Législatives 2026 : l’heure de vérité, les partis sommés de se réinventer
Par Fayçal El Amrani
Le compte à rebours est lancé. Moins d’un an avant les législatives de 2026, la scène politique marocaine s’active sous l’impulsion du plus haut sommet de l’État. Le samedi 2 août à Rabat, le ministre de l’Intérieur, Abdelouafi Laftit, a tenu deux réunions successives avec les dirigeants de l’ensemble des partis politiques représentés au Parlement. Ces consultations marquent le coup d’envoi officiel des préparatifs électoraux et s’inscrivent dans le cadre de la mise en œuvre immédiate des Hautes Directives de Sa Majesté le Roi Mohammed VI, énoncées dans le Discours du Trône du 29 juillet dernier.
Le Souverain y a insisté sur le respect de l’échéance constitutionnelle et légale pour la tenue du scrutin, tout en appelant à une préparation rigoureuse du Code général des élections. Celui-ci devra être finalisé, adopté et porté à la connaissance du public avant la fin de l’année en cours. Objectif : offrir au Royaume une élection crédible, transparente et pleinement assumée par ses acteurs.
Dans une atmosphère marquée par la gravité institutionnelle mais aussi par une volonté collective de dialogue, les partis, toutes tendances confondues, ont salué l’initiative royale et exprimé leur engagement à contribuer à cette échéance nationale dans un esprit de concertation et de maturité. Les échanges ont permis d’aborder les questions structurantes du cadre électoral : révision des listes, neutralité de l’administration, adaptation législative, et mobilisation logistique.
Il a été convenu que chaque formation politique soumettra au ministère de l’Intérieur, avant la fin du mois d’août, ses propositions sur le cadre régissant les élections de 2026. Ces contributions alimenteront les prochaines étapes législatives, en vue d’un examen parlementaire dès la session d’automne, conformément à la feuille de route tracée par le Roi.
En instruisant le ministre de l’Intérieur d’activer sans délai les mécanismes institutionnels, le Roi Mohammed VI renvoie la classe politique à ses responsabilités. Fini les querelles de façade. Fini les demi-mesures. Place à l’action, à la vision et à l’engagement concret.
Car les attentes sont lourdes. En 2021, le taux de participation avait suscité autant d’espoirs que d’interrogations. Le paysage multipartite, atomisé, avait donné naissance à une majorité tripartite inédite, menée par le Rassemblement national des indépendants (RNI), au détriment du Parti de la justice et du développement (PJD), sévèrement sanctionné par les urnes. Aujourd’hui, les équilibres restent fragiles. Et chaque formation politique le sait : 2026 sera une épreuve de crédibilité.
Le RNI sur la défensive, l’Istiqlal en embuscade. Au gouvernement, le RNI de Aziz Akhannouch tente tant bien que mal de défendre son bilan. Inflation, sécheresse, tensions sociales : le contexte est rude.
Face à une opinion publique impatiente, le parti mise sur sa capacité à stabiliser les grands chantiers (santé, éducation, investissements) tout en consolidant son maillage local. Mais la confiance s’effrite. Et l’Istiqlal, allié stratégique au sein de la majorité, multiplie les signaux d’autonomisation. Nizar Baraka, en bon tacticien, joue sur deux tableaux : loyal au gouvernement mais de plus en plus présent sur le terrain, notamment dans les bastions traditionnels du parti. Une posture d’attente active. Une stratégie d’usure douce.

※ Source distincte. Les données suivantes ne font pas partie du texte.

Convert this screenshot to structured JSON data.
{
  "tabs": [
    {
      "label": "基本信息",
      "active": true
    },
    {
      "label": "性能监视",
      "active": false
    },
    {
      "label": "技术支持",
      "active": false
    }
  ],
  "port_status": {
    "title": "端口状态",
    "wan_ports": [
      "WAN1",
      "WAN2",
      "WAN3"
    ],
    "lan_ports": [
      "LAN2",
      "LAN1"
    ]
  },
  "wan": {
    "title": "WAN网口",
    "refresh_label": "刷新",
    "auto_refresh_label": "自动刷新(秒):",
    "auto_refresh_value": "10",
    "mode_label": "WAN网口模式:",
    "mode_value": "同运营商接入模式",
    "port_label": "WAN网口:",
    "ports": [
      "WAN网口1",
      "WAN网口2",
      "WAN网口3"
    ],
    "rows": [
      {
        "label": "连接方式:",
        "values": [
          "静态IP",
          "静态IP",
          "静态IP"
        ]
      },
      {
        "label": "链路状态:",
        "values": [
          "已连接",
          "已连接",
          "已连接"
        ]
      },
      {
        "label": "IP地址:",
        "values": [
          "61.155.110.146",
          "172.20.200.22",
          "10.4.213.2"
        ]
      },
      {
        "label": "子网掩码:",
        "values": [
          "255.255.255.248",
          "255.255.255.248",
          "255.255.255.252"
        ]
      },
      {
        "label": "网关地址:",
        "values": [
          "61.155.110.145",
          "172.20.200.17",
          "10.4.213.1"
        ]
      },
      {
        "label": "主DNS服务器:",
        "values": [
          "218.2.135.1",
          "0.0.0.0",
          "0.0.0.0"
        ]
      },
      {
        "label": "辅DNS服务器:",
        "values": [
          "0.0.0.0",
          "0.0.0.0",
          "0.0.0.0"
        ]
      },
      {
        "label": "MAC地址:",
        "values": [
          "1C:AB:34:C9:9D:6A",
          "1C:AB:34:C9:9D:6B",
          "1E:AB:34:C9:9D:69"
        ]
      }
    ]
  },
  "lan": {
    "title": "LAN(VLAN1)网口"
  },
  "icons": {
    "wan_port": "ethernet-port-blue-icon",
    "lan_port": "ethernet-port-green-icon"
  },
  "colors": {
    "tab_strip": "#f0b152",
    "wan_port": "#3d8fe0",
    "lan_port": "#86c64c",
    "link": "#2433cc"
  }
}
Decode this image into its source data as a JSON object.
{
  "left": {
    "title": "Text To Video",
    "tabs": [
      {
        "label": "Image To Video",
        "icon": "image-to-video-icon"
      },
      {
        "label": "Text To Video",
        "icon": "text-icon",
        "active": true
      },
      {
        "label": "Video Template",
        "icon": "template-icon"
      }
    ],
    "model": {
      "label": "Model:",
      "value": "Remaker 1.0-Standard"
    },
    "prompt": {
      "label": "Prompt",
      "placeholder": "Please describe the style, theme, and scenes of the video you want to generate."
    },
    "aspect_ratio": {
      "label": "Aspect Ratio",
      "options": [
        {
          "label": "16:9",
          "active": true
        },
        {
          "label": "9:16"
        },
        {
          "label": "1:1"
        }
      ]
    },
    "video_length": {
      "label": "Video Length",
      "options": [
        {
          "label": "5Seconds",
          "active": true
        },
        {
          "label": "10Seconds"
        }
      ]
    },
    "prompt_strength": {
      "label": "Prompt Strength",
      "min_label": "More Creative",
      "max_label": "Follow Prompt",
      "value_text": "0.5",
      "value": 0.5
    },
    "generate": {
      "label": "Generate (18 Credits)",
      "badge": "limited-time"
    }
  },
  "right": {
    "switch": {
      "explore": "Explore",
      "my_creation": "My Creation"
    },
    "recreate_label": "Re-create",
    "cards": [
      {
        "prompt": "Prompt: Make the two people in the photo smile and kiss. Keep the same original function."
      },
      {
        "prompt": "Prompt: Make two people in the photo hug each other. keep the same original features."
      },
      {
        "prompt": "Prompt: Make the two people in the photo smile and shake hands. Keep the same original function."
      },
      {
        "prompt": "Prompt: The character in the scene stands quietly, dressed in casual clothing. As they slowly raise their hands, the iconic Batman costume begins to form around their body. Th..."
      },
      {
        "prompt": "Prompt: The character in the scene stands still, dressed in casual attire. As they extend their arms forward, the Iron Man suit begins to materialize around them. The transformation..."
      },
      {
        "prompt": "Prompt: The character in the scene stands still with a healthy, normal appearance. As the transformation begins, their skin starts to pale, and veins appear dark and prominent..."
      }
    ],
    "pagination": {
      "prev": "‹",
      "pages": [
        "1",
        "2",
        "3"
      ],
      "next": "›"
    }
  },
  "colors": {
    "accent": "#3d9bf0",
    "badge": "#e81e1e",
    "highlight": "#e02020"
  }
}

Le PAM cherche un second souffle. Le Parti authenticité et modernité (PAM), troisième pilier de la majorité, souffre d’un déficit de lisibilité. Bousculé en interne, contraint de composer avec des sensibilités contradictoires, il peine à imposer une ligne claire.
Sa direction, souvent jugée trop technocratique, cherche à relancer une dynamique de terrain. Mais le timing joue contre lui. Et la jeunesse du parti, autrefois son atout, semble s’être éloignée.
Le PJD se reconstruit dans l’opposition. De son côté, le PJD tente une lente reconstruction. Laminé en 2021, le parti islamiste travaille son retour avec méthode.
Moins bruyant, plus organique. À l’écoute de la base militante, il renforce ses réseaux dans les communes et investit les problématiques sociales avec un ton critique mais mesuré. L’ombre de Benkirane plane toujours, mais les nouvelles figures cherchent à renouveler l’image du parti. Pas de retour triomphal annoncé, mais une revanche silencieuse est en gestation.
La gauche entre dispersion et résilience. La gauche, elle, reste à la croisée des chemins. L’USFP conserve une assise historique, mais sa capacité à séduire un électorat jeune reste incertaine.
Le PPS, fidèle à ses fondamentaux sociaux, tente de faire entendre sa voix sans verser dans la radicalité. Mais c’est surtout l’absence d’un projet fédérateur qui handicape la gauche marocaine. Trop d’ego, pas assez de vision.
Les petits partis : entre survie et opportunisme. Quant aux partis dits « petits » ou émergents, la logique reste inchangée : exister dans le jeu institutionnel, espérer une coalition, voire un ministère.
Certains adoptent un discours plus citoyen, misant sur la jeunesse, le climat ou le numérique. Mais leur impact reste marginal, sauf surprise.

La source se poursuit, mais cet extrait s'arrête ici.